If you want to be able to repeat a simulation, use set.seed() at the start. Change this between replicated simulations though; otherwise they will be all the same (unless other parameters are changed)

Population size

So far we have focussed on one specific parameter setting. Let’s change this. Investigate the effect of a range of population sizes.

1. Nest your for loop in another for loop so that our ‘reproduce for x generations’ (loop 2) is run for a different population size each time (loop 1).

#loop 1

for(){

code to change population size

popSize <- ….

#loop 2

for() {

code for reproduction

}

Note that the variable you assign in the first for loop to the variable popSize, can be read in the next for loop. *

2. Store each simulation in its unique row in a data frame. Plot the allele frequency against generation time for different population sizes.

3. Pick a population size for which the speed of the simulation is still fast. Now, change the starting frequencies of the alleles and keep the population size constant. Does this matter much?

4. Always check if your simulations work correctly. One way to do this is to investigate a situation of which you know the outcome. Equal allele frequencies for A and B is such situation. What are you expectations?**

Mutation

Mutation will change the allele frequencies and will thus affect the change of allele frequency change as investigated above. We assume the mutation is always reverses the allele (A -> B and B -> A). Let’s implement mutation.

1.In favour of which allele will mutation work? Why?

2.Think of a way to implement mutation. A mutation rate is needed which subsequently should be translated to how many mutations we find in our population. Implement this in your program, save the simulations and plot the change of allele frequencies for different mutation rates. *** If you use the same code as above you can make a set if replicas (same N and starting frequencies) for with and without mutation.

3. Print the dataframe you use to your working directory (that is the standard directory to save to).****

Optional

Population size changes over time

The island our haploid creatures landed on is lush and the population can grow.

1.Implement linear population growth in your simulation.***** One of the easiest ways is to use the generation counter (i) from the for loop. Does population growth change the effects of drift?

2. Although things looked like heaven at first, it turns out there is a weather cycle spanning multiple generations which severely affects the population size on the island. It looks very much like a sine curve. Implement this and assess the effects.

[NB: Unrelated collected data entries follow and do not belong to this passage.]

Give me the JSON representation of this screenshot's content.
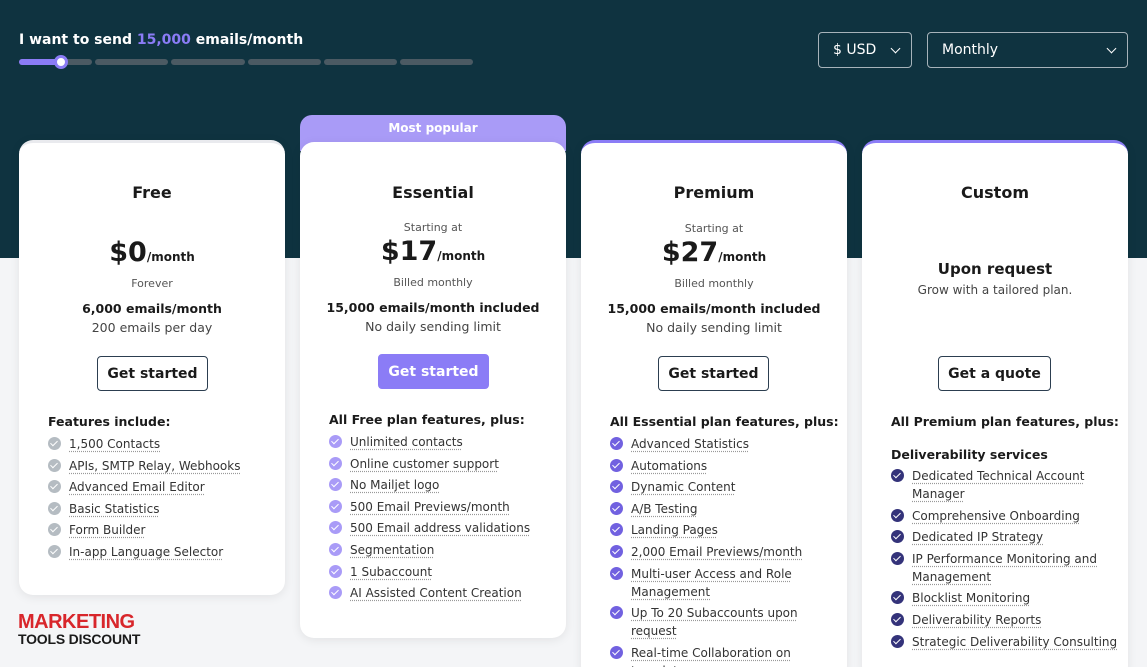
{
  "slider": {
    "label_prefix": "I want to send",
    "value_label": "15,000",
    "label_suffix": "emails/month",
    "segments": 6,
    "fill_fraction": 0.093
  },
  "currency_select": {
    "value": "$ USD"
  },
  "period_select": {
    "value": "Monthly"
  },
  "colors": {
    "header_bg": "#0f3340",
    "accent": "#8b7cf6",
    "popular_tab": "#a99bf7"
  },
  "plans": {
    "free": {
      "name": "Free",
      "price": "$0",
      "per": "/month",
      "price_note": "Forever",
      "volume": "6,000 emails/month",
      "volume_sub": "200 emails per day",
      "cta": "Get started",
      "features_head": "Features include:",
      "features": [
        "1,500 Contacts",
        "APIs, SMTP Relay, Webhooks",
        "Advanced Email Editor",
        "Basic Statistics",
        "Form Builder",
        "In-app Language Selector"
      ]
    },
    "essential": {
      "badge": "Most popular",
      "name": "Essential",
      "starting": "Starting at",
      "price": "$17",
      "per": "/month",
      "price_note": "Billed monthly",
      "volume": "15,000 emails/month included",
      "volume_sub": "No daily sending limit",
      "cta": "Get started",
      "features_head": "All Free plan features, plus:",
      "features": [
        "Unlimited contacts",
        "Online customer support",
        "No Mailjet logo",
        "500 Email Previews/month",
        "500 Email address validations",
        "Segmentation",
        "1 Subaccount",
        "AI Assisted Content Creation"
      ]
    },
    "premium": {
      "name": "Premium",
      "starting": "Starting at",
      "price": "$27",
      "per": "/month",
      "price_note": "Billed monthly",
      "volume": "15,000 emails/month included",
      "volume_sub": "No daily sending limit",
      "cta": "Get started",
      "features_head": "All Essential plan features, plus:",
      "features": [
        "Advanced Statistics",
        "Automations",
        "Dynamic Content",
        "A/B Testing",
        "Landing Pages",
        "2,000 Email Previews/month",
        "Multi-user Access and Role Management",
        "Up To 20 Subaccounts upon request",
        "Real-time Collaboration on templates"
      ]
    },
    "custom": {
      "name": "Custom",
      "title": "Upon request",
      "subtitle": "Grow with a tailored plan.",
      "cta": "Get a quote",
      "features_head": "All Premium plan features, plus:",
      "subhead": "Deliverability services",
      "features": [
        "Dedicated Technical Account Manager",
        "Comprehensive Onboarding",
        "Dedicated IP Strategy",
        "IP Performance Monitoring and Management",
        "Blocklist Monitoring",
        "Deliverability Reports",
        "Strategic Deliverability Consulting"
      ]
    }
  },
  "watermark": {
    "line1": "MARKETING",
    "line2": "TOOLS DISCOUNT"
  }
}
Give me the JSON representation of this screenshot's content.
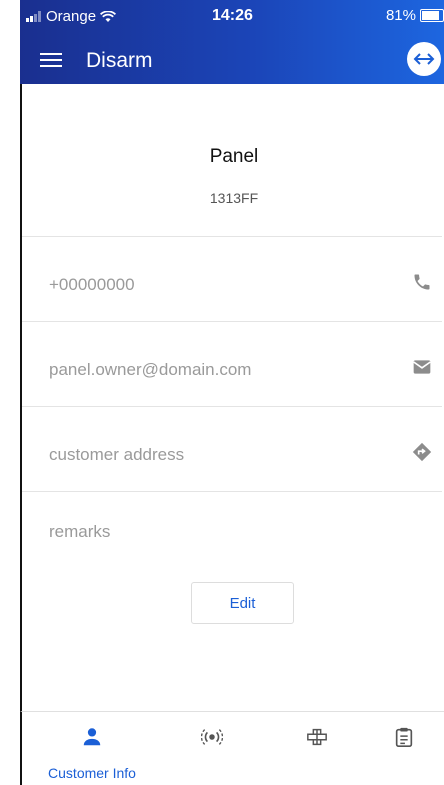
{
  "status_bar": {
    "carrier": "Orange",
    "time": "14:26",
    "battery": "81%"
  },
  "app_bar": {
    "title": "Disarm"
  },
  "panel": {
    "name": "Panel",
    "id": "1313FF"
  },
  "contact": {
    "phone": "+00000000",
    "email": "panel.owner@domain.com",
    "address": "customer address",
    "remarks": "remarks"
  },
  "actions": {
    "edit_label": "Edit"
  },
  "bottom_nav": {
    "tabs": [
      {
        "label": "Customer Info",
        "icon": "person-icon",
        "active": true
      },
      {
        "label": "",
        "icon": "sensor-icon",
        "active": false
      },
      {
        "label": "",
        "icon": "zones-icon",
        "active": false
      },
      {
        "label": "",
        "icon": "clipboard-icon",
        "active": false
      }
    ]
  },
  "colors": {
    "accent": "#1b5fd6",
    "header_start": "#1a2f8f",
    "header_end": "#1d66e0"
  }
}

* You can make a vector filled with population size at the start of the program (make it a global variable) and use the for loop as an index. Each new iteration of the for() loop will use a new population size.

** A and B should increase in equal proportion in the absence of selection.

*** Mutation rates are often assumption to be very small (1 e-5). Choose higher values to test the effect of mutation.

**** write.table(name, filename = “”, sep = “,”).

***** In case you did not notice, you can change the number of items resampled in the sample() function.